The intent of the Ontario HST is to harmonize the RST with the GST, thereby changing the Ontario RST from a single-stage sales and use tax to a multi-stage value added tax. It will apply to virtually all property and services sold in Ontario, including new housing (with a rebate up to certain thresholds) certain children’s items, books, feminine hygiene and other products will be exempt. These exemptions will make it difficult for retailers to apply the Ontario HST, particularly if the new Ontario HST is applied on prices that include tax (the federal legislation calls for tax included pricing once enough provinces, that is 50 + 1 per cent of the population, are harmonized.) Currently, though, there are no plans for Ontario to adopt tax-included pricing.

Miller Thomson Analysis

In addition, special provisions will not be implemented for Financial Institutions (“FIs”) similar to those that were implemented in Québec with the Québec Sales Tax (zerorating of FIs services such that FIs were entitled to credits for the tax paid on inputs, then compensated by a special capital tax). Québec passed a bill in the National Assembly stating that it will harmonize “like Ontario in return for 2.3 billion dollars.” If this occurs, it may alleviate some of the pressure on FIs to relocate business operations.

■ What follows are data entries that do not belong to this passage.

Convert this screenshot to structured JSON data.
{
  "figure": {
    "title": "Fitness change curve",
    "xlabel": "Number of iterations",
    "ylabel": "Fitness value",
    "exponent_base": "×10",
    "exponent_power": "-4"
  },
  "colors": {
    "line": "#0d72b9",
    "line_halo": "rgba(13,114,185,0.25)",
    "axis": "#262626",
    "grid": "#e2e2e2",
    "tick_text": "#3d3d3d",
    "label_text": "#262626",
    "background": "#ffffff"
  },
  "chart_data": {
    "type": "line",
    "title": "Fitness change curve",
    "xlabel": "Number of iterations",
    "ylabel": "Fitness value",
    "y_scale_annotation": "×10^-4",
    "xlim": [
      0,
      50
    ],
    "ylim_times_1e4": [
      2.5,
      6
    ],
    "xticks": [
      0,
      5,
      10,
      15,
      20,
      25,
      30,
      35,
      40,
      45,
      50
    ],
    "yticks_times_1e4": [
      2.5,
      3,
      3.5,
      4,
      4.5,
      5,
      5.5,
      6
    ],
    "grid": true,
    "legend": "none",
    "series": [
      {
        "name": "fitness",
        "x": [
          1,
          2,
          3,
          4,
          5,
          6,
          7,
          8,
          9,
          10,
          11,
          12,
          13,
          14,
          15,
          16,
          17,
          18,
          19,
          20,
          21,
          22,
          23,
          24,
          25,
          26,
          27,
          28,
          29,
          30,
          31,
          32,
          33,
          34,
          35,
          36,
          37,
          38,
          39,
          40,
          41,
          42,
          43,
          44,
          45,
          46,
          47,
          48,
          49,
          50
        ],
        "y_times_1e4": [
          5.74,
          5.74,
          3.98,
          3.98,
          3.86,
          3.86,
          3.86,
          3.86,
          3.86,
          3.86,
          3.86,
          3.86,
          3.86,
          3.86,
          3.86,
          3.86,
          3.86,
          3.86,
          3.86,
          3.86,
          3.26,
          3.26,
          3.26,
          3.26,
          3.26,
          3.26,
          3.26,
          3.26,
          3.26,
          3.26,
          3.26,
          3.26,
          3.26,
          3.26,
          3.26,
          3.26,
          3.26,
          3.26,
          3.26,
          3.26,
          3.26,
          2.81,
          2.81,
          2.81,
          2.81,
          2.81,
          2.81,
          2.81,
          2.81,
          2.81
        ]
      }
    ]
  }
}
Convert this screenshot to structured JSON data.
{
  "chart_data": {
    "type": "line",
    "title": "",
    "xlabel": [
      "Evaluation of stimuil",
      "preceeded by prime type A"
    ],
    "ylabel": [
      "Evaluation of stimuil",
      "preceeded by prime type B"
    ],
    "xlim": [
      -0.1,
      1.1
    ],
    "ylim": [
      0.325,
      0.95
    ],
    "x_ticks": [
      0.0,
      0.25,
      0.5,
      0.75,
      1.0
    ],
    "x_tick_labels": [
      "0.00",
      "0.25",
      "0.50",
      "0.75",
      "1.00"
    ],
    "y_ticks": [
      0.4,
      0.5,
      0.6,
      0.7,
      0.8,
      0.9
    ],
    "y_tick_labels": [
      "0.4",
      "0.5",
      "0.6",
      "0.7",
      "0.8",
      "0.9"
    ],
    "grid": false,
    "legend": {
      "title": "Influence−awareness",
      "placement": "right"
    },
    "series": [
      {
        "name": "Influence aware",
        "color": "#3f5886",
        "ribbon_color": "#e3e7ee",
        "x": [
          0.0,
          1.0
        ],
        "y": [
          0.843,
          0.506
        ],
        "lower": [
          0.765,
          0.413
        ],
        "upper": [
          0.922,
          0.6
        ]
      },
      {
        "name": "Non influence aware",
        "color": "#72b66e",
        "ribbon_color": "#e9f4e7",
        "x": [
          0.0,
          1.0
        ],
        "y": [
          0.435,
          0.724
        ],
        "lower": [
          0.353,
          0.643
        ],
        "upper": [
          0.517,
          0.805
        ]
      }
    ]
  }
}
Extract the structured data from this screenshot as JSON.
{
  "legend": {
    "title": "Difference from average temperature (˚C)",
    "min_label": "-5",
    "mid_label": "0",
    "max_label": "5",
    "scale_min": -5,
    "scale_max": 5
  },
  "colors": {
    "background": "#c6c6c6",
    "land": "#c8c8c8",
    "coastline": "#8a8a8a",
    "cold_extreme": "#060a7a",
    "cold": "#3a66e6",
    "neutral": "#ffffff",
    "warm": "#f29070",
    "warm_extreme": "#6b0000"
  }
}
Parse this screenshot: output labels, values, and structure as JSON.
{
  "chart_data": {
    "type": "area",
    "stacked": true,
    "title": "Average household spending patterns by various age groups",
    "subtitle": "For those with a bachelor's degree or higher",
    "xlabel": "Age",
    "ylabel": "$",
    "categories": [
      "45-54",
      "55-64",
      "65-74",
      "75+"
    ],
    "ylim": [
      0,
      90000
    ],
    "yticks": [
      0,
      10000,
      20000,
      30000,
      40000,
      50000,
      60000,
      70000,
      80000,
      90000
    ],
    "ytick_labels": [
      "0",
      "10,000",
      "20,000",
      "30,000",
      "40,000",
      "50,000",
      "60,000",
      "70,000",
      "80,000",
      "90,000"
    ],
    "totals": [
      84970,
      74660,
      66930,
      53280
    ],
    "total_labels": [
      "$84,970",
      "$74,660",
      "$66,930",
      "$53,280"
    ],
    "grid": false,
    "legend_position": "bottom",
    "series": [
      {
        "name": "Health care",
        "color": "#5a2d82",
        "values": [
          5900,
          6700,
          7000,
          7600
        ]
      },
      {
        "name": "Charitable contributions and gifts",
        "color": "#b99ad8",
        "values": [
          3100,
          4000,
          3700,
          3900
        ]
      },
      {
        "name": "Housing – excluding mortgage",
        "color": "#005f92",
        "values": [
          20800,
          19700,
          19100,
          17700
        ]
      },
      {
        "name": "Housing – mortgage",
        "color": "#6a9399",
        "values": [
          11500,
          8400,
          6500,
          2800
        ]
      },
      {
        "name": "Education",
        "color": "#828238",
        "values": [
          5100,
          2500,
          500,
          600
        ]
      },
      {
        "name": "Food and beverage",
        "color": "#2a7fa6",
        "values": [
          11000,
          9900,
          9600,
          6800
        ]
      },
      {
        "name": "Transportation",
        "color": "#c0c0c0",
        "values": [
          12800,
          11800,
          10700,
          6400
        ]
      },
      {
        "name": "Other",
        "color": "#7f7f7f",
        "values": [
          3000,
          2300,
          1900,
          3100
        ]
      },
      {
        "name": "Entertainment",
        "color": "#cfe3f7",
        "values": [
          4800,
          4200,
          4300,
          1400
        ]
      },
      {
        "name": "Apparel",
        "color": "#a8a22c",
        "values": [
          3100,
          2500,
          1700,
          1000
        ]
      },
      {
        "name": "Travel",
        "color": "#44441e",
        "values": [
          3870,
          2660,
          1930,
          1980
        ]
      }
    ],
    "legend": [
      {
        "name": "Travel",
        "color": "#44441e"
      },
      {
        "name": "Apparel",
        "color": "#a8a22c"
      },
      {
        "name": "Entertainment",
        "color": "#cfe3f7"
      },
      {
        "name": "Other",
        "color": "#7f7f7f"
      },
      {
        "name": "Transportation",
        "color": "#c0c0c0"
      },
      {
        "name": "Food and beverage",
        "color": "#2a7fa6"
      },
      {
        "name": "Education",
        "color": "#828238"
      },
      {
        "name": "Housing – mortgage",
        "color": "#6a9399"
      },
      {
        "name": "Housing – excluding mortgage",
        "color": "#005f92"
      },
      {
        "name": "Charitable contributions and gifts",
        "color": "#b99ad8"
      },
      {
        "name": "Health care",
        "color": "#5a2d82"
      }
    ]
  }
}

The new place of supply rules and imported taxable supply rules for branches may impact this as well.

Significantly large businesses (i.e. those with annual taxable sales of at least $10 million) will not be allowed to claim credits on certain expenses, such as energy or certain telecommunication services for the first five years after implementation.

Insurance is currently subject to RST but not GST, which upon implementation of the Ontario HST would mean that insurance would not be subject to tax. However, Ontario has stated that it will keep a specific 8 per cent tax on insurance premiums. In addition, charities and non-profit operations will be made "whole" and will be eligible for rebates for tax paid. The tourism sector will also be provided with certain incentives and increased funding to compensate for the higher sales taxes on tourists (hotels and other accommodations are currently subject to 5 per cent but will increase to 8 per cent under the new Ontario HST).

However, the primary benefit of harmonizing the RST with the GST is that it would effectively “exempt” almost all business inputs from sales tax and, therefore, alleviate the RST burden on most businesses with operations within Ontario and stimulate business investment. The current common RST “exemptions” of goods purchased for resale, manufacturing machinery and equipment, and research and development equipment, will be extended to all inputs as the new Ontario HST will be fully creditable tax to most businesses. Similar to the GST, the credit would include purchases for desks, computers, office supplies, real property contracts, among others, which were taxable but not creditable. The result of this 8 per cent RST savings to the business community is estimated to be significant and some of the cost savings are expected to be passed onto consumers.